Evaluation and Testing
Without tests to confirm your accessibility efforts, the effort is pointless.
Making a Plan #
A test plan makes sure you get what you need to out of your tests. Can be a set of criteria or a task list to run through. As long as it ensures your accessibility efforts align with your product plan. Should include:
- Testing methods
- How the methods support reaching accessibility targets
- Documenting the results
- Feeding the results back into product improvement
Heuristics and Analysis #
Heuristic testing is testing against existing goals and guidelines, usually by people on the project.
Prototype Evaluation #
Heuristic Evaluations test an interface against guidelines, like the WCAG, and any additional issues. The WCAG 2.0 covers many use cases and is a solid starting point.
Cognitive Walkthroughs test the interface against specific tasks. They can emulate specific tools or setups, like using assisstive tech or in different environments (harsh light, loud rooms, etc).
Code Reviews #
Code reviews are helpful early on. Check for code quality and consistency, as issues with this can leak over to the user experience.
Automated Tests #
Automated tests aren't enough, but can still ensure certain criteria are met. Criteria focused on user experience can't be programmatically verified.
Best done near the end of production, but with time to make changes if needed. Recommended tool is the Tenon API in the build process. It can also be an education opportunity - not understanding why an accessibility test failed means learning how it did and why it matters.
Device and Browser Testing #
Accessibility is greatly affected by the wide range of devices and browsers a user may be using. Testing over a wide spectrum, not just your own browser, is crucial.

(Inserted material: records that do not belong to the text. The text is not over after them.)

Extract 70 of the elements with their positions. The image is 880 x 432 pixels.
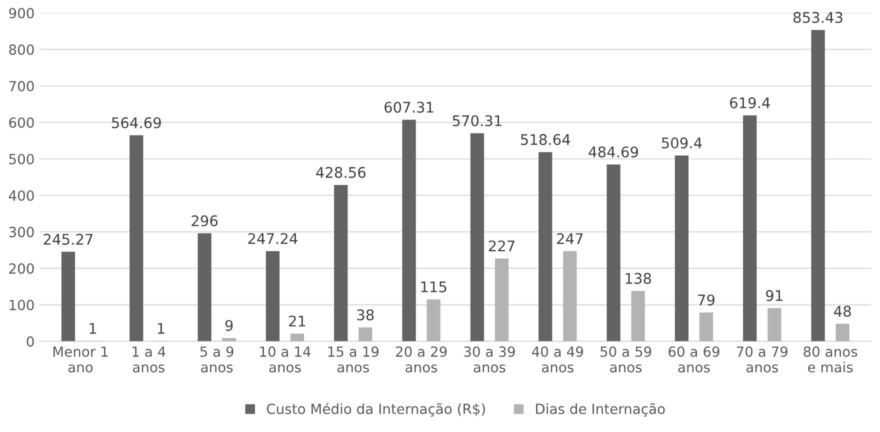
bar — [290, 334, 304, 342]
y-tick-label: 100 — [10, 300, 34, 310]
bar — [334, 184, 348, 342]
bar — [606, 164, 620, 342]
x-tick-label: 70 a 79 anos — [736, 346, 788, 372]
bar — [402, 120, 416, 342]
data-label: 484.69 — [588, 146, 638, 158]
data-label: 48 — [834, 306, 851, 317]
data-label: 247 — [557, 233, 583, 244]
bar — [358, 327, 372, 342]
x-tick-label: 20 a 29 anos — [396, 346, 447, 372]
legend-label: Custo Médio da Internação (R$) — [266, 402, 485, 417]
bar — [222, 338, 236, 342]
y-tick-label: 500 — [9, 154, 34, 164]
data-label: 564.69 — [112, 117, 161, 128]
x-tick-label: 10 a 14 anos — [260, 346, 311, 372]
bar — [743, 115, 757, 342]
bar — [699, 312, 714, 342]
bar — [563, 251, 577, 342]
bar — [494, 258, 509, 342]
data-label: 428.56 — [316, 166, 366, 178]
bar — [538, 152, 552, 342]
data-label: 227 — [488, 240, 514, 252]
legend-label: Dias de Internação — [536, 403, 665, 417]
data-label: 247.24 — [248, 233, 298, 244]
bar — [61, 252, 76, 342]
data-label: 296 — [192, 215, 218, 226]
x-tick-label: 50 a 59 anos — [600, 346, 652, 372]
data-label: 9 — [225, 320, 233, 332]
data-label: 138 — [626, 272, 651, 284]
data-label: 79 — [698, 294, 714, 306]
bar — [198, 233, 212, 342]
bar — [811, 30, 825, 342]
bar — [266, 251, 280, 342]
bar — [130, 135, 144, 342]
y-tick-label: 700 — [9, 80, 34, 92]
y-tick-label: 900 — [9, 8, 34, 18]
bar — [674, 155, 689, 342]
x-tick-label: 5 a 9 anos — [200, 346, 234, 372]
data-label: 1 — [90, 323, 96, 334]
y-tick-label: 400 — [8, 190, 34, 201]
data-label: 115 — [421, 281, 446, 292]
data-label: 91 — [766, 290, 782, 302]
y-tick-label: 600 — [9, 117, 34, 128]
x-tick-label: 30 a 39 anos — [464, 346, 515, 372]
data-label: 245.27 — [44, 234, 92, 245]
x-tick-label: 60 a 69 anos — [668, 346, 720, 372]
data-label: 518.64 — [520, 134, 570, 146]
y-tick-label: 300 — [9, 226, 34, 238]
x-tick-label: 15 a 19 anos — [328, 346, 379, 372]
y-tick-label: 800 — [9, 44, 34, 55]
y-tick-label: 0 — [26, 336, 34, 347]
data-label: 853.43 — [794, 12, 842, 23]
bar — [631, 290, 645, 342]
bar — [836, 324, 850, 342]
data-label: 509.4 — [662, 137, 702, 148]
data-label: 619.4 — [730, 97, 770, 108]
x-tick-label: 1 a 4 anos — [132, 346, 166, 372]
x-tick-label: Menor 1 ano — [53, 346, 108, 372]
data-label: 1 — [158, 323, 164, 334]
bar — [768, 308, 782, 342]
data-label: 607.31 — [384, 102, 434, 113]
bar — [426, 299, 440, 342]
data-label: 38 — [357, 309, 374, 320]
x-tick-label: 80 anos e mais — [804, 346, 858, 372]
x-tick-label: 40 a 49 anos — [532, 346, 584, 372]
bar — [470, 133, 484, 342]
data-label: 570.31 — [452, 115, 502, 126]
y-tick-label: 200 — [9, 263, 34, 274]
data-label: 21 — [289, 316, 306, 326]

Due to resource limits, we need to prioritize browsers and devices. Make sure you have good reason for your choices, such as knowing they're very popular with your audience. Should ideally aim to test for:
- Desktop computers on all major OS's
- Mobile devices on all major OS's
- Latest versions of all major browsers, for desktop and mobile
- Assisstive tech such as screen readers
- Keyboard navigation
- Popular accessibility settings, such as zoom and screen magnification
Virtual machines (VirtualBox, VMWare) are great for simulating older OS's. But remember that the hardware and keyboard setup will likely be different, and can change the user experience. Make sure all testers know the differences.
Validators and Checkers #
Validators check your code quality in a straightforward, if limited, way. They're better for quick checks to obvious problems in the front-end. Failing is okay as long as it's for a good reason that doesn't affect things for the user (like missing css prefixes before they're added on automatically).
Well-known validator is the W3C markup validator, or HTML validator. Errors can be tough to understand at first. Also the WemAIM's WAVE accessibility evaluator. Better draws focus to accessibility errors in the context of the page, and has good info. Pages are tested against the WCAG guidelines. You get errors as well as recognitions for what you did right. Local sites can use this with the WAVE toolbar add-on for Chrome and Firefox.
You can use a color contrast checked to make sure your foreground and background colors are legible enough. Some, like Color Oracle, show the colors with different color blindness filters.
Readability Checkers look for ease of reading and reading level, like Hemingway App. Not the same as a person reading it, but give a good, rough overview.
Connection Emulation tools can simulate lowered or throttled internet access.
Testing Keyboard Navigation #
Keyboard testing is easy, just navigate through your site with your keyboard! Usually uses:
- A modifier key like
- Left and right arrow keys
You may need to enable full keyboard access on your browser. Also make sure to test screen readers with and without keyboard usage.
Usability Testing #
Best to test with actual people who will use your site. You may not be able to test early, since people with some disabilities, or by using some assisstive tech or methods, may not work well enough before working versions are done. Avoid testing too much with your team - they already have knowledge and assumptions about the product that will bias the results.
When finding testers, aim for people more familiar with needed assisstive tech, not just people who know how to use it. Cuts through false assumptions you may have about assisstive tech. Just don't categorize users based on those with disabilities. The variety of accessibility needs is so varied that generalization is impossible. We can only test with as many different people as possible each time.
Don't get people with disabilities just for that reason - make sure they're still in your target audience!
When running tests, aim to get a good facilitator. Someone who can get along well with participants without leading them on. People who made the product are unwise here, since they may want their product to succeed and give leading clues that bias the results. Be sure to record it in some way, audio or video, and take notes!
Make test scenarios based on real use cases and essential product tasks. Prepare in advance with questions, and pay attention during the tests!
- What's the user's expectations and prior knowledge?
- What are their initial reactions, thoughts, and feelings?
- What's their event flow, or the actions they take, and why?
- What are they saying and doing? What can we learn from it?
- What obstacles do they encounter?
Remember that testing is an ongoing process. It stops accessibility from being lost over time, and to find better solutions later on. Consider adding a quick feedback form on your site for continuous user feedback, and making your accessibility policy public. Just don't derail or create entirely new plans due to a few isolated cases of feedback.
Testing is research that happens over time, not evidence of your skill. It can be frustrating to see attempts at change fail, but the serve the goal of getting better.